Pimco, which runs the world’s biggest bond fund, said Libor may decline to 40 basis points as traders bet the U.S. central bank will renew its asset purchases, a policy known as quantitative easing.

“Speculation over whether the Fed might again engage in QE reinforces the trend,” Newport Beach, California-based Crescenzi wrote in an e-mail to clients yesterday.

The central bank will probably reduce the rate it pays on bank reserves at this month’s meeting, according to BNP Paribas SA, one of the 18 primary dealers that trade directly with the Fed.

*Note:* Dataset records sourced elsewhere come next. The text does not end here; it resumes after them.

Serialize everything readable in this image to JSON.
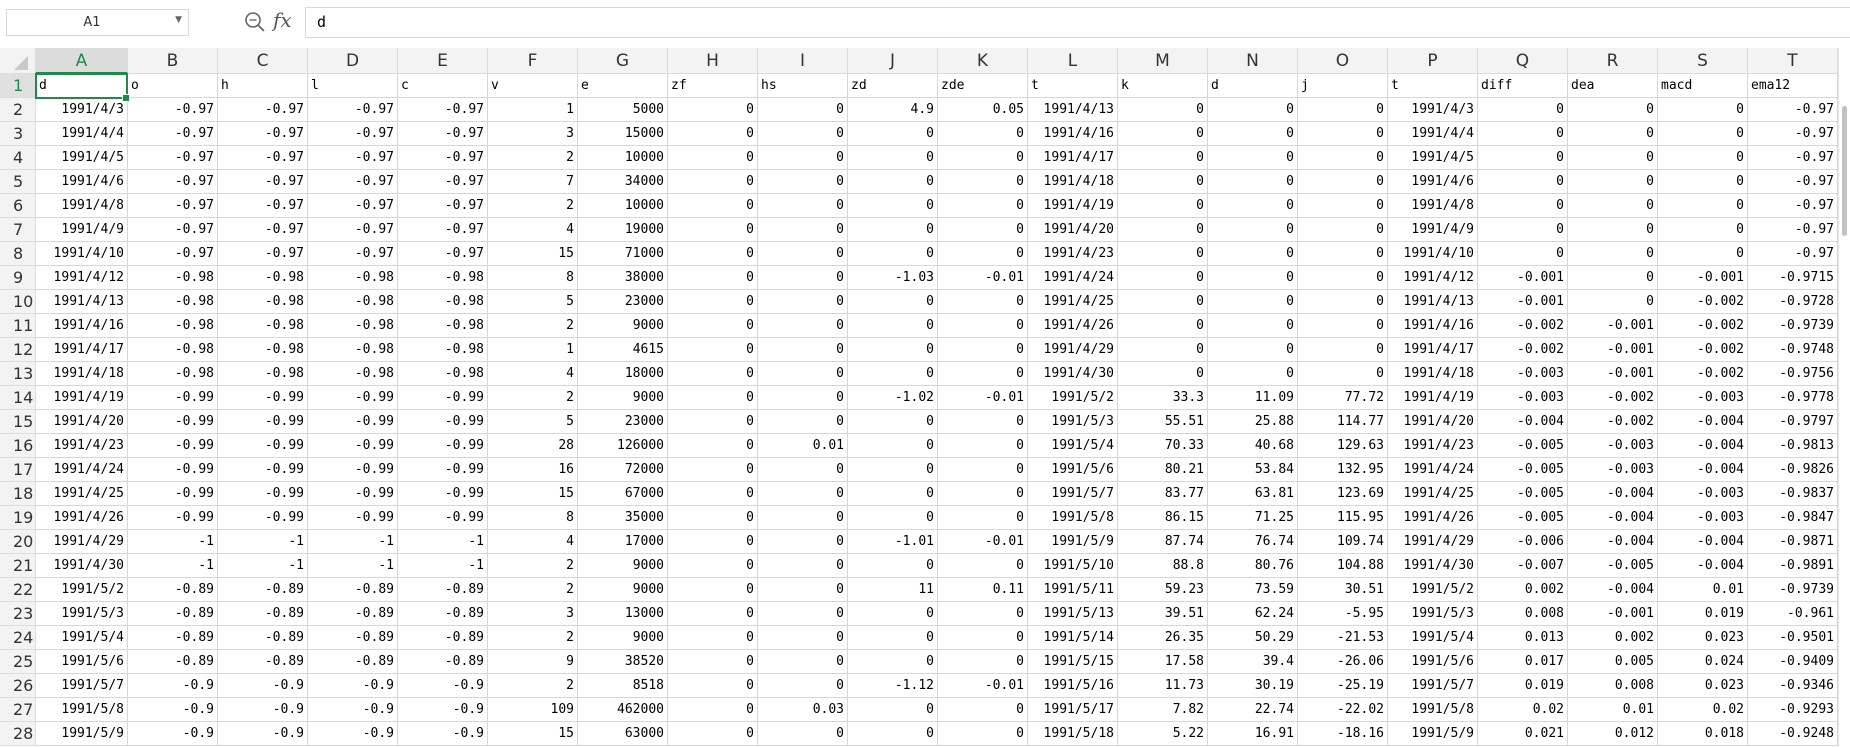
{
  "formula_bar": {
    "name_box": "A1",
    "formula": "d"
  },
  "columns": [
    "A",
    "B",
    "C",
    "D",
    "E",
    "F",
    "G",
    "H",
    "I",
    "J",
    "K",
    "L",
    "M",
    "N",
    "O",
    "P",
    "Q",
    "R",
    "S",
    "T"
  ],
  "active_cell": "A1",
  "headers": [
    "d",
    "o",
    "h",
    "l",
    "c",
    "v",
    "e",
    "zf",
    "hs",
    "zd",
    "zde",
    "t",
    "k",
    "d",
    "j",
    "t",
    "diff",
    "dea",
    "macd",
    "ema12"
  ],
  "rows": [
    [
      "1991/4/3",
      "-0.97",
      "-0.97",
      "-0.97",
      "-0.97",
      "1",
      "5000",
      "0",
      "0",
      "4.9",
      "0.05",
      "1991/4/13",
      "0",
      "0",
      "0",
      "1991/4/3",
      "0",
      "0",
      "0",
      "-0.97"
    ],
    [
      "1991/4/4",
      "-0.97",
      "-0.97",
      "-0.97",
      "-0.97",
      "3",
      "15000",
      "0",
      "0",
      "0",
      "0",
      "1991/4/16",
      "0",
      "0",
      "0",
      "1991/4/4",
      "0",
      "0",
      "0",
      "-0.97"
    ],
    [
      "1991/4/5",
      "-0.97",
      "-0.97",
      "-0.97",
      "-0.97",
      "2",
      "10000",
      "0",
      "0",
      "0",
      "0",
      "1991/4/17",
      "0",
      "0",
      "0",
      "1991/4/5",
      "0",
      "0",
      "0",
      "-0.97"
    ],
    [
      "1991/4/6",
      "-0.97",
      "-0.97",
      "-0.97",
      "-0.97",
      "7",
      "34000",
      "0",
      "0",
      "0",
      "0",
      "1991/4/18",
      "0",
      "0",
      "0",
      "1991/4/6",
      "0",
      "0",
      "0",
      "-0.97"
    ],
    [
      "1991/4/8",
      "-0.97",
      "-0.97",
      "-0.97",
      "-0.97",
      "2",
      "10000",
      "0",
      "0",
      "0",
      "0",
      "1991/4/19",
      "0",
      "0",
      "0",
      "1991/4/8",
      "0",
      "0",
      "0",
      "-0.97"
    ],
    [
      "1991/4/9",
      "-0.97",
      "-0.97",
      "-0.97",
      "-0.97",
      "4",
      "19000",
      "0",
      "0",
      "0",
      "0",
      "1991/4/20",
      "0",
      "0",
      "0",
      "1991/4/9",
      "0",
      "0",
      "0",
      "-0.97"
    ],
    [
      "1991/4/10",
      "-0.97",
      "-0.97",
      "-0.97",
      "-0.97",
      "15",
      "71000",
      "0",
      "0",
      "0",
      "0",
      "1991/4/23",
      "0",
      "0",
      "0",
      "1991/4/10",
      "0",
      "0",
      "0",
      "-0.97"
    ],
    [
      "1991/4/12",
      "-0.98",
      "-0.98",
      "-0.98",
      "-0.98",
      "8",
      "38000",
      "0",
      "0",
      "-1.03",
      "-0.01",
      "1991/4/24",
      "0",
      "0",
      "0",
      "1991/4/12",
      "-0.001",
      "0",
      "-0.001",
      "-0.9715"
    ],
    [
      "1991/4/13",
      "-0.98",
      "-0.98",
      "-0.98",
      "-0.98",
      "5",
      "23000",
      "0",
      "0",
      "0",
      "0",
      "1991/4/25",
      "0",
      "0",
      "0",
      "1991/4/13",
      "-0.001",
      "0",
      "-0.002",
      "-0.9728"
    ],
    [
      "1991/4/16",
      "-0.98",
      "-0.98",
      "-0.98",
      "-0.98",
      "2",
      "9000",
      "0",
      "0",
      "0",
      "0",
      "1991/4/26",
      "0",
      "0",
      "0",
      "1991/4/16",
      "-0.002",
      "-0.001",
      "-0.002",
      "-0.9739"
    ],
    [
      "1991/4/17",
      "-0.98",
      "-0.98",
      "-0.98",
      "-0.98",
      "1",
      "4615",
      "0",
      "0",
      "0",
      "0",
      "1991/4/29",
      "0",
      "0",
      "0",
      "1991/4/17",
      "-0.002",
      "-0.001",
      "-0.002",
      "-0.9748"
    ],
    [
      "1991/4/18",
      "-0.98",
      "-0.98",
      "-0.98",
      "-0.98",
      "4",
      "18000",
      "0",
      "0",
      "0",
      "0",
      "1991/4/30",
      "0",
      "0",
      "0",
      "1991/4/18",
      "-0.003",
      "-0.001",
      "-0.002",
      "-0.9756"
    ],
    [
      "1991/4/19",
      "-0.99",
      "-0.99",
      "-0.99",
      "-0.99",
      "2",
      "9000",
      "0",
      "0",
      "-1.02",
      "-0.01",
      "1991/5/2",
      "33.3",
      "11.09",
      "77.72",
      "1991/4/19",
      "-0.003",
      "-0.002",
      "-0.003",
      "-0.9778"
    ],
    [
      "1991/4/20",
      "-0.99",
      "-0.99",
      "-0.99",
      "-0.99",
      "5",
      "23000",
      "0",
      "0",
      "0",
      "0",
      "1991/5/3",
      "55.51",
      "25.88",
      "114.77",
      "1991/4/20",
      "-0.004",
      "-0.002",
      "-0.004",
      "-0.9797"
    ],
    [
      "1991/4/23",
      "-0.99",
      "-0.99",
      "-0.99",
      "-0.99",
      "28",
      "126000",
      "0",
      "0.01",
      "0",
      "0",
      "1991/5/4",
      "70.33",
      "40.68",
      "129.63",
      "1991/4/23",
      "-0.005",
      "-0.003",
      "-0.004",
      "-0.9813"
    ],
    [
      "1991/4/24",
      "-0.99",
      "-0.99",
      "-0.99",
      "-0.99",
      "16",
      "72000",
      "0",
      "0",
      "0",
      "0",
      "1991/5/6",
      "80.21",
      "53.84",
      "132.95",
      "1991/4/24",
      "-0.005",
      "-0.003",
      "-0.004",
      "-0.9826"
    ],
    [
      "1991/4/25",
      "-0.99",
      "-0.99",
      "-0.99",
      "-0.99",
      "15",
      "67000",
      "0",
      "0",
      "0",
      "0",
      "1991/5/7",
      "83.77",
      "63.81",
      "123.69",
      "1991/4/25",
      "-0.005",
      "-0.004",
      "-0.003",
      "-0.9837"
    ],
    [
      "1991/4/26",
      "-0.99",
      "-0.99",
      "-0.99",
      "-0.99",
      "8",
      "35000",
      "0",
      "0",
      "0",
      "0",
      "1991/5/8",
      "86.15",
      "71.25",
      "115.95",
      "1991/4/26",
      "-0.005",
      "-0.004",
      "-0.003",
      "-0.9847"
    ],
    [
      "1991/4/29",
      "-1",
      "-1",
      "-1",
      "-1",
      "4",
      "17000",
      "0",
      "0",
      "-1.01",
      "-0.01",
      "1991/5/9",
      "87.74",
      "76.74",
      "109.74",
      "1991/4/29",
      "-0.006",
      "-0.004",
      "-0.004",
      "-0.9871"
    ],
    [
      "1991/4/30",
      "-1",
      "-1",
      "-1",
      "-1",
      "2",
      "9000",
      "0",
      "0",
      "0",
      "0",
      "1991/5/10",
      "88.8",
      "80.76",
      "104.88",
      "1991/4/30",
      "-0.007",
      "-0.005",
      "-0.004",
      "-0.9891"
    ],
    [
      "1991/5/2",
      "-0.89",
      "-0.89",
      "-0.89",
      "-0.89",
      "2",
      "9000",
      "0",
      "0",
      "11",
      "0.11",
      "1991/5/11",
      "59.23",
      "73.59",
      "30.51",
      "1991/5/2",
      "0.002",
      "-0.004",
      "0.01",
      "-0.9739"
    ],
    [
      "1991/5/3",
      "-0.89",
      "-0.89",
      "-0.89",
      "-0.89",
      "3",
      "13000",
      "0",
      "0",
      "0",
      "0",
      "1991/5/13",
      "39.51",
      "62.24",
      "-5.95",
      "1991/5/3",
      "0.008",
      "-0.001",
      "0.019",
      "-0.961"
    ],
    [
      "1991/5/4",
      "-0.89",
      "-0.89",
      "-0.89",
      "-0.89",
      "2",
      "9000",
      "0",
      "0",
      "0",
      "0",
      "1991/5/14",
      "26.35",
      "50.29",
      "-21.53",
      "1991/5/4",
      "0.013",
      "0.002",
      "0.023",
      "-0.9501"
    ],
    [
      "1991/5/6",
      "-0.89",
      "-0.89",
      "-0.89",
      "-0.89",
      "9",
      "38520",
      "0",
      "0",
      "0",
      "0",
      "1991/5/15",
      "17.58",
      "39.4",
      "-26.06",
      "1991/5/6",
      "0.017",
      "0.005",
      "0.024",
      "-0.9409"
    ],
    [
      "1991/5/7",
      "-0.9",
      "-0.9",
      "-0.9",
      "-0.9",
      "2",
      "8518",
      "0",
      "0",
      "-1.12",
      "-0.01",
      "1991/5/16",
      "11.73",
      "30.19",
      "-25.19",
      "1991/5/7",
      "0.019",
      "0.008",
      "0.023",
      "-0.9346"
    ],
    [
      "1991/5/8",
      "-0.9",
      "-0.9",
      "-0.9",
      "-0.9",
      "109",
      "462000",
      "0",
      "0.03",
      "0",
      "0",
      "1991/5/17",
      "7.82",
      "22.74",
      "-22.02",
      "1991/5/8",
      "0.02",
      "0.01",
      "0.02",
      "-0.9293"
    ],
    [
      "1991/5/9",
      "-0.9",
      "-0.9",
      "-0.9",
      "-0.9",
      "15",
      "63000",
      "0",
      "0",
      "0",
      "0",
      "1991/5/18",
      "5.22",
      "16.91",
      "-18.16",
      "1991/5/9",
      "0.021",
      "0.012",
      "0.018",
      "-0.9248"
    ]
  ]
}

Bernanke said yesterday that rising wages will probably spur household spending in the next few quarters, prompting John Ryding, a former Fed researcher, to say central bankers aren’t ready to make policy changes this month.

“Further action still has a pretty high hurdle to get over,” said Ryding, co-founder and chief economist at RDQ Economics LLC in New York. “The status quo on policy remains.”

‘Scary Trajectory’

President Barack Obama is borrowing unprecedented amounts as he tries to sustain the expansion, boosting the U.S. publicly traded debt to $8.1 trillion. The Treasury is scheduled to announce tomorrow the sizes of 3-, 10- and 30-year auctions set for next week.

U.S. borrowing is becoming a concern, according to Yu Yongding, a former central bank adviser in China.

“I do not think U.S. Treasuries are safe in the medium- and long-run,” Yu, a member of the state-backed Chinese Academy of Social Sciences, wrote yesterday in an e-mailed response to questions. China is unable to sell the securities in a “big way” and a “scary trajectory” of budget deficits and a growing supply of dollars put their value at risk, he said.

China is America’s largest creditor, holding $867.7 billion of the nation’s debt.

U.S. policy makers used purchases of Treasury, housing- agency and mortgage-backed securities to spur growth after cutting the benchmark interest rate to a range of zero to 0.25 percent in 2008. The Fed’s asset purchases increased the size of its balance sheet to a record $2.35 trillion in May from $900 billion two years earlier.